Furthermore, if daily terrorist murders are seen as a normal and acceptable part of Iraqi “democracy,” why shouldn’t they be seen as normal and acceptable here as well? After all, we’re constructing a single global democratic order, aren’t we, with the same standards for all, aren’t we? Our standards must inevitably conform themselves to those of the people we are helping to “assimilate” into the democratic world system. After all, assimilation (especially now that we are multicultural society and a multicultural world) is always a two-way street, isn’t it?
All this ecstasy and self-congratulation are consistent with the central fallacy of our Iraq policy. We have substituted the ideological goal of the establishment of “democracy” for the real-world goal of defeating our enemies, and so have turned an election into the equivalent of heaven on earth.
I’m not against the Iraqis having an election, mind you, but I am bemused and alienated by Americans’ wildly excessive joy about it. To me, it suggests that we as a people are believing more and more in ideologized substitutes for reality.

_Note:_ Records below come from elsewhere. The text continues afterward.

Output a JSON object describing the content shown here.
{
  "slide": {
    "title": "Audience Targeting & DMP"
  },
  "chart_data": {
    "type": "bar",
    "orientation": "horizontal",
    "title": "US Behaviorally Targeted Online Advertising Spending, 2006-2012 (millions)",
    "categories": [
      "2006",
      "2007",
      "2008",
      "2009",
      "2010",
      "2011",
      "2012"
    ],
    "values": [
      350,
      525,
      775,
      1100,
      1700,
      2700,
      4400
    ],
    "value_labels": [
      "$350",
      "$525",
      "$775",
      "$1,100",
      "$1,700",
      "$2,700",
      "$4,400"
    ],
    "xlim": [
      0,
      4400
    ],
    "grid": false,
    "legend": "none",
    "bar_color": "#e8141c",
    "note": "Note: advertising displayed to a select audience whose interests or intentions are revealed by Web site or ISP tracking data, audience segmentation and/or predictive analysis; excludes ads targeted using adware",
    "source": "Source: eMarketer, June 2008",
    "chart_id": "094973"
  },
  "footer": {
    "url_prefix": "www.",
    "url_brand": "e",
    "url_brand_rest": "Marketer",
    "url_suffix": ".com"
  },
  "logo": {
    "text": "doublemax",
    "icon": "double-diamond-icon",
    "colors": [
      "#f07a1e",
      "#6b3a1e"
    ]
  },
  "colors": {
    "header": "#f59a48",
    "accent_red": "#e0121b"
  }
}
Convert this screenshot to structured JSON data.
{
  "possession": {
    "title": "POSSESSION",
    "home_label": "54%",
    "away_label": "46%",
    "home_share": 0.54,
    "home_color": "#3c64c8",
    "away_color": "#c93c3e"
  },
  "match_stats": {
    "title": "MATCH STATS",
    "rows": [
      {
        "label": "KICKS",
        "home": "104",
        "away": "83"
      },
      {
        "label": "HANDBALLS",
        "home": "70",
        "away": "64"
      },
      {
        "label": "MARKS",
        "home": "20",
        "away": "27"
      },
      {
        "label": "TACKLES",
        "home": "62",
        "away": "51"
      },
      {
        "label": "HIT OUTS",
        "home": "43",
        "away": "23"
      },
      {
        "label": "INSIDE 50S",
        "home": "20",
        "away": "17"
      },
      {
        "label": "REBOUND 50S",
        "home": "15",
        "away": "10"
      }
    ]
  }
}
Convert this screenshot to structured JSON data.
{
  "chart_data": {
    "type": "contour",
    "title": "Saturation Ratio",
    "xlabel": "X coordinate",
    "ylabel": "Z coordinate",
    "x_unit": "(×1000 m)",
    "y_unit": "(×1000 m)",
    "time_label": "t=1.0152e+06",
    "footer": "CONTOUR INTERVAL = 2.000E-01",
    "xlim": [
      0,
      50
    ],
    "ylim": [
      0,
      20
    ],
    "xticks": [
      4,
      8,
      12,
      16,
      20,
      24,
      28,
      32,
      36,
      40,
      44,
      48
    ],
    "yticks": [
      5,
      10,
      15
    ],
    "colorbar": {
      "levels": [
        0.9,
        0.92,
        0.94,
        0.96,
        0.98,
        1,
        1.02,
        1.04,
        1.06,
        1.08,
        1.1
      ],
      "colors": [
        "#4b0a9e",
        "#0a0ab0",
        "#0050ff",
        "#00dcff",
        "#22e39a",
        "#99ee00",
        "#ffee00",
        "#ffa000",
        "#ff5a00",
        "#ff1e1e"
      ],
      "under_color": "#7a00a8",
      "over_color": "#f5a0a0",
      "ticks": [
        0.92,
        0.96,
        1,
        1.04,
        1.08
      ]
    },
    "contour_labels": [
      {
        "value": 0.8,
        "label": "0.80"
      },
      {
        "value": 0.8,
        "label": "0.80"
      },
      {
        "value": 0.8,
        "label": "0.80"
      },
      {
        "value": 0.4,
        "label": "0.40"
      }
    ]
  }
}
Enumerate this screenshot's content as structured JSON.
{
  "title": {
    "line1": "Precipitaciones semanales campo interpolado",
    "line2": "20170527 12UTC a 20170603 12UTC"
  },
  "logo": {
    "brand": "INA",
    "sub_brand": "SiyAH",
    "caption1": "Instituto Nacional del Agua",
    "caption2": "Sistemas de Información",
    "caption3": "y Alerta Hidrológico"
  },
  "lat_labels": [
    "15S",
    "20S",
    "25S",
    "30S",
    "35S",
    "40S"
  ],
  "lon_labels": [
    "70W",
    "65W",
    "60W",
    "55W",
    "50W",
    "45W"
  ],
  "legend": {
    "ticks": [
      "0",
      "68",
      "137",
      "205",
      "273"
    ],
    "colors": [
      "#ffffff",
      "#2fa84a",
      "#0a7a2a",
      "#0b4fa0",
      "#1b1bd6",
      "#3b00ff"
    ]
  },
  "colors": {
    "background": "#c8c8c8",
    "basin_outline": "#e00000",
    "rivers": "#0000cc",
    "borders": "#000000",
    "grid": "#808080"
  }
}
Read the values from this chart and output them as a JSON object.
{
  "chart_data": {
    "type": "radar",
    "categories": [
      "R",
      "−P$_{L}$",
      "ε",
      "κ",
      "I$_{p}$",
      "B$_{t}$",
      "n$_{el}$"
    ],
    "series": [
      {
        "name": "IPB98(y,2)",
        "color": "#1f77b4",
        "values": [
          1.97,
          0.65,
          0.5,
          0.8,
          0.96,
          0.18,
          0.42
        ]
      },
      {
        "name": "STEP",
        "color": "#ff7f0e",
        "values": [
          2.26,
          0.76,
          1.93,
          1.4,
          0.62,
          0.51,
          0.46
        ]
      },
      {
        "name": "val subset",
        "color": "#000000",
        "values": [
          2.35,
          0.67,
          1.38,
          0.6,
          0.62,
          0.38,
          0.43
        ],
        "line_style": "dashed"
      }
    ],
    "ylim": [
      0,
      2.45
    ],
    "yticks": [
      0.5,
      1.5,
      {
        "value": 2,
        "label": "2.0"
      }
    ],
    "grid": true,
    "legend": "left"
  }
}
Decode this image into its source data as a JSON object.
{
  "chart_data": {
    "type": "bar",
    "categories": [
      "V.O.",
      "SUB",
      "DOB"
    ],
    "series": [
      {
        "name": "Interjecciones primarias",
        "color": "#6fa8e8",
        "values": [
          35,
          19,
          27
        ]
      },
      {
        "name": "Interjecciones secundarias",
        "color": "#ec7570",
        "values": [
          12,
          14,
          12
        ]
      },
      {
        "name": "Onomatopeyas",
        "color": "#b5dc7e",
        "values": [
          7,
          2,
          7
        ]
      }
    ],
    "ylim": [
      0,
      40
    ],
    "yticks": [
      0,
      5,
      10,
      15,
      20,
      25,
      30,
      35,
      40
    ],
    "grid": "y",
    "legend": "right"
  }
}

As evidence for what I just said, consider this. It used to be a truism, at least among conservatives, that any country could hold an election, but that a single election does not a democracy make. The making of a democracy is only proved by the sustained practice of democratic procedures over a period of time and through various challenges. But now this single election, held under armed guard, with the entire country being kept under a massive, U.S.-provided security blanket for several days, yet with terrorist attacks still going on all over the country, is being hailed as a “triumph of democracy,” a “vindication for Bush,” as though this were the end of the road, as though Bush’s policy in Iraq were now certified as a success.